To make things worse, the Corporations Act 2001 also allows liquidators and trustees in bankruptcy to recover payments from creditors who are paid overdue debts when they know (or should know) their debtor couldn’t pay their debts “as and when they fell due”.  This allows liquidators to “claw back” payments from creditors, even though the money they received was for a genuine debt.  The reasoning behind this is to ensure all the creditors of a company are treated fairly (if not equally)!

The cost to a Creditor of defending these recovery actions, and repaying the payment made by the insolvent debtor, can make accepting the initial payment more expensive than not being paid at all.

It pays to be very careful when recovering money from delinquent debtors. We suggest you always get advice before accepting a substantial and late payment from a debtor.

However, the news isn’t always bad.  In Queensland Quarry Group Pty Ltd (In Liquidation) & Anor v Cosgrove [2019] QDC 26, the Court dismissed an attempt by a liquidator to recover payments of over $360,000 that a creditor received from a company on the verge of insolvency.

The liquidator commenced court proceedings to recover the payments from the creditor claiming they were an “unfair preference”.  This was because the Creditor should have known the company couldn’t pay its debts and therefore should not have accepted the payments, even though they paid valid debts.

To defend the action, the creditor had to prove that:

  1. A reasonable person would not have known the company was insolvent;
  2. She acted in good faith when accepting the funds; and
  3. She provided valuable “consideration” for the repayment.

The difficulty for the creditor was that the Company had a significant history of late payments, to the extent that the Creditor had taken legal action numerous times before receiving the money she was owed.  The Liquidator was obviously confident that this history meant the Creditor should have known or suspected the company was insolvent.

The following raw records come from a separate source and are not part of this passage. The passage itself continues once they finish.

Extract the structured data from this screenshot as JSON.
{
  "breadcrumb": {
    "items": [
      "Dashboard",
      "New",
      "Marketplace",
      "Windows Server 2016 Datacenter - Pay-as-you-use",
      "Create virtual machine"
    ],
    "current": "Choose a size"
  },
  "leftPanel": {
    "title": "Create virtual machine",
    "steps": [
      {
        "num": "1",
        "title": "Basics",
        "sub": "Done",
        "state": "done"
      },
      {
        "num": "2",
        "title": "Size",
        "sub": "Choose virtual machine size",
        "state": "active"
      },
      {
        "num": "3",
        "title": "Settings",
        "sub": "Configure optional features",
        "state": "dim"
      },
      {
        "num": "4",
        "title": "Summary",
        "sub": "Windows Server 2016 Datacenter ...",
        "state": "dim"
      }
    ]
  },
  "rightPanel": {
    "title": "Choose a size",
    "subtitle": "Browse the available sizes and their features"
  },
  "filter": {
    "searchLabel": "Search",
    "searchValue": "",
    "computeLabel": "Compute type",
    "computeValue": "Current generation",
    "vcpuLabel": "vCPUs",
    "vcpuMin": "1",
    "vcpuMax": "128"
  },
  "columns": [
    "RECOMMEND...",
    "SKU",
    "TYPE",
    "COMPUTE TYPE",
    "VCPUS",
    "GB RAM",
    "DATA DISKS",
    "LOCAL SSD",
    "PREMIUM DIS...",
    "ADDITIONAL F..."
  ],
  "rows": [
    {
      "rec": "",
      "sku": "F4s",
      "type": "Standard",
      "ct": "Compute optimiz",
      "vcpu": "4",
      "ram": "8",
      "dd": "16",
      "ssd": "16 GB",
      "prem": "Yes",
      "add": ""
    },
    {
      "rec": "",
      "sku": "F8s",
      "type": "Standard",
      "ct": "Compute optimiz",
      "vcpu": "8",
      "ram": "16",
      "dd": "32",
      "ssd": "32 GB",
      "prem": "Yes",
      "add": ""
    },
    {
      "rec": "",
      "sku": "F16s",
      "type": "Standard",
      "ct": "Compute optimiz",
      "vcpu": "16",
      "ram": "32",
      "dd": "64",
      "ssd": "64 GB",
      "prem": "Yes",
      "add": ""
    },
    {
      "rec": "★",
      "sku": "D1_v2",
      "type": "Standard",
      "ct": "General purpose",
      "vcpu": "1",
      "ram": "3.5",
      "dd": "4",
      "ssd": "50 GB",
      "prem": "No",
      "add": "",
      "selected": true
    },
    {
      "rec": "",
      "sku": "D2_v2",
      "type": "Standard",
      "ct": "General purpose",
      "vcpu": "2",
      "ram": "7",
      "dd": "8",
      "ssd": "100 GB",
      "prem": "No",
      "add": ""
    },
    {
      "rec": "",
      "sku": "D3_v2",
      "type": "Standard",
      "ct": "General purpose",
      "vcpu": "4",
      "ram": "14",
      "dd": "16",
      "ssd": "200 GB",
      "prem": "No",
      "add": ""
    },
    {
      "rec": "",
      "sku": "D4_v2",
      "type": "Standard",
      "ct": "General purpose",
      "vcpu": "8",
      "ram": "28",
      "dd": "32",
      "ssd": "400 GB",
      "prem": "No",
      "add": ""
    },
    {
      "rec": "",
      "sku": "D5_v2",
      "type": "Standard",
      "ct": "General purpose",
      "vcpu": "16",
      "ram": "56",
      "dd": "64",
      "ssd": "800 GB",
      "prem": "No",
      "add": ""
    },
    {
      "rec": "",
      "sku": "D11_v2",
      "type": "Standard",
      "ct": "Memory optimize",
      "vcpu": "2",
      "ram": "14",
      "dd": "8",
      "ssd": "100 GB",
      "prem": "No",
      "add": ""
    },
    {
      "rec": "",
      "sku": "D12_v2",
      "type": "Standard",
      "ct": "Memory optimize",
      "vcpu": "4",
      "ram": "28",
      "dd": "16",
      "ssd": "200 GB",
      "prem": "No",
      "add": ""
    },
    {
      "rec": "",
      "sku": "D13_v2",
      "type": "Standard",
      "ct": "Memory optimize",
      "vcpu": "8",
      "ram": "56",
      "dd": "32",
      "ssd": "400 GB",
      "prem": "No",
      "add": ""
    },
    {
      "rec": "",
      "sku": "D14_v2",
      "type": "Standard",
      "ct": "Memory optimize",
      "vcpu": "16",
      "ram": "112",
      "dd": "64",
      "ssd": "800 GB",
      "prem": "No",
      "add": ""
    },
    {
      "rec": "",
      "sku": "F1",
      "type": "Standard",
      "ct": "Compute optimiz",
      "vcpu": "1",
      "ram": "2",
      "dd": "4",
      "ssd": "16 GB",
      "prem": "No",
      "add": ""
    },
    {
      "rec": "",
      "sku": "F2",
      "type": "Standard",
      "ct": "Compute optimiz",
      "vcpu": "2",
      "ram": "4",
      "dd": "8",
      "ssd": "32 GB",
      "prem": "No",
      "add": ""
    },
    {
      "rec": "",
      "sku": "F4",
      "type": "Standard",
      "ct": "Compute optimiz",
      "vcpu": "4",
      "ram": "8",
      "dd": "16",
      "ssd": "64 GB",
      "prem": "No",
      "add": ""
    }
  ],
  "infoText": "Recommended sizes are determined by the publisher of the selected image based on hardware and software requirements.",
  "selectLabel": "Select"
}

However, the Court held the Creditor was entitled to keep the funds because:

  1. The Court believed the Creditor’s claim she did not know the company was insolvent, despite her having to take extensive legal action before the Company paid the money owing to her.
  2. In particular, the Court accepted the Creditor’s evidence that she believed that was just how the company “did business” – it delayed payments because it wanted to, not because it couldn’t pay.
  3. The Court did not think the history of lengthy legal dispute to recover debts would have caused a reasonable business person to believe the company was insolvent.
  4. The Creditor received the payments in “good faith” and there was no suggestion of dishonesty or impropriety when accepting the payment; and
  5. The Creditor provided reasonable consideration for accepting the payment from the Company.

The key issue in this case was the Court accepted the Creditor was a credible witness and accepted she believed the company had the capacity to pay its debts, however failed to do so until the last moment as part of its way of doing business.

This was an expensive loss for the liquidator, who was ordered to pay the Creditor’s costs of the litigation (and of course his own).

It would be fair to say this was a surprising decision and one the liquidator did not expect.  Many lawyers believe the decision is wrong because it focused almost solely on what the Creditor thought about the Company’s ability to pay its debts, rather than what a reasonable creditor would have thought.